We’ve been in the season of Advent - the four weeks leading up to Christmas morning. And during this season, the primary theme has been waiting and expectation.
Just as a child eagerly awaits the arrival of Christmas day, the day that involves opening all those gifts piled under the tree, Advent is about a waiting. It’s about an expectation. It’s about eagerness.
But what we’re eager for is more than packages and objects and things that will one day break and be disposed of. We’re eagerly waiting for the celebration of Jesus. And we’re eagerly waiting for the arrival of Jesus once again.
For 400 years, since the time of the prophets who had come to tell Israel about a coming Messiah, God’s people had been waiting for that arrival.
Isaiah announced that a child would be born and a son given. He declared that the government would be upon his shoulders and that his name would be called “Wonderful Counselor, Mighty God, Everlasting Father, Prince of Peace.” This was a promise made to the people of Israel - that rescue was coming; that a Savior would be born; that one day they would be redeemed.
And they waited. They wondered. They expected. They had faith. They looked forward to the day when this promise would become a reality.
And then one day He came. “God sent forth His Son, born of a woman, born under the law.” That promised son from Isaiah’s prophecy made His arrival on the earth. The Word had become flesh and come to dwell among His people, and He brought salvation with Him.
So, Advent is a remembrance of that waiting. It’s a time to reflect on what it was like to have waited all those years for a Messiah, and to finally see His coming.
The word Advent comes from a Latin word that means “arrival.” During this season, the focus has been on that first arrival of Jesus and the hope and joy and love and peace that His birth brought to the world. That arrival changed everything, and now salvation is possible for all people through that promised Prince of Peace.
But Advent is also about another arrival. It’s not only a time of reflection, but also a time of anticipation. Again, just like that child who eagerly awaits Christmas morning so he can tear into those presents, we who belong to Jesus are eagerly awaiting something more spectacular and everlasting.
Jesus came once, two thousand years ago, to bring salvation to the world. And Jesus will one day come again, at a time unknown to us, to bring us to the Father for all of eternity. This is what we’re waiting for now, the thing that we’re eagerly anticipating.

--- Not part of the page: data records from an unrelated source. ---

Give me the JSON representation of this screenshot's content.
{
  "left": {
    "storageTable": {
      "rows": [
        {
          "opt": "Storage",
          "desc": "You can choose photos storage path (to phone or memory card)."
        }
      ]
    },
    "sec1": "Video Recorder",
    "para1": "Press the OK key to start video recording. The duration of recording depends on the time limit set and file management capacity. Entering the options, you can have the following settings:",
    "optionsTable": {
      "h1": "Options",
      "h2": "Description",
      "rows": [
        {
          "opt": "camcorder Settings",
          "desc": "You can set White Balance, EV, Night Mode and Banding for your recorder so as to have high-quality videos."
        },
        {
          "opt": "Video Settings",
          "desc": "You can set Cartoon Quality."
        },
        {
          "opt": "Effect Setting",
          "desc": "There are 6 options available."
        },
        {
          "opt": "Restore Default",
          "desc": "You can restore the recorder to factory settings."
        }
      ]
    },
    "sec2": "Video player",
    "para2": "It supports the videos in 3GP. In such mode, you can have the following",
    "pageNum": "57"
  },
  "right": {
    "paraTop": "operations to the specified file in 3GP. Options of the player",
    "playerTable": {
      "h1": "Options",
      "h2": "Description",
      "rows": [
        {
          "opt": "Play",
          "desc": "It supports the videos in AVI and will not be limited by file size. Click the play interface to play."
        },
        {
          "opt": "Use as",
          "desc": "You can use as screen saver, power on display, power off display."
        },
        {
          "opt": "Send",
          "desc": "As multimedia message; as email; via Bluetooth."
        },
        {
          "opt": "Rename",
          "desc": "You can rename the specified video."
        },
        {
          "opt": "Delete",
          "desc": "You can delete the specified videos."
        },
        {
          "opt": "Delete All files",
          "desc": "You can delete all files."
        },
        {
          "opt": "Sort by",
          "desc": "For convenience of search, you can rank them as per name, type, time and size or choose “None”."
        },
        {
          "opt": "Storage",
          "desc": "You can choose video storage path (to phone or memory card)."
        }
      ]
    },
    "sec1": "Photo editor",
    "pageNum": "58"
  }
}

But is it an eager anticipation? For some, the future coming of Christ is a thing that’s known but not fully grasped. It’s maybe a distant fact, something that has been said will happen one day, but nothing that has an immediate effect on their lives.
But what if it did? What if we lived with a constant sense of His coming? What if every day we felt that longing for heaven, that desire to be with the Lord, that affection for Him and hunger for His return that compelled us to live more full lives on this earth?
What if we wasted nothing - not a moment, not an opportunity, not a gift or a talent - because we believed whole-heartedly that His arrival is coming and we aren’t promised tomorrow? What if we kept that second arrival at the forefront of our hearts and minds and allowed it to compel a greater affection for Jesus within us?
This is Advent - arrival, expectation, waiting. In a few short days we’ll celebrate the arrival of a Savior. And the hope is that our expectation and eagerness will continue for all the days after.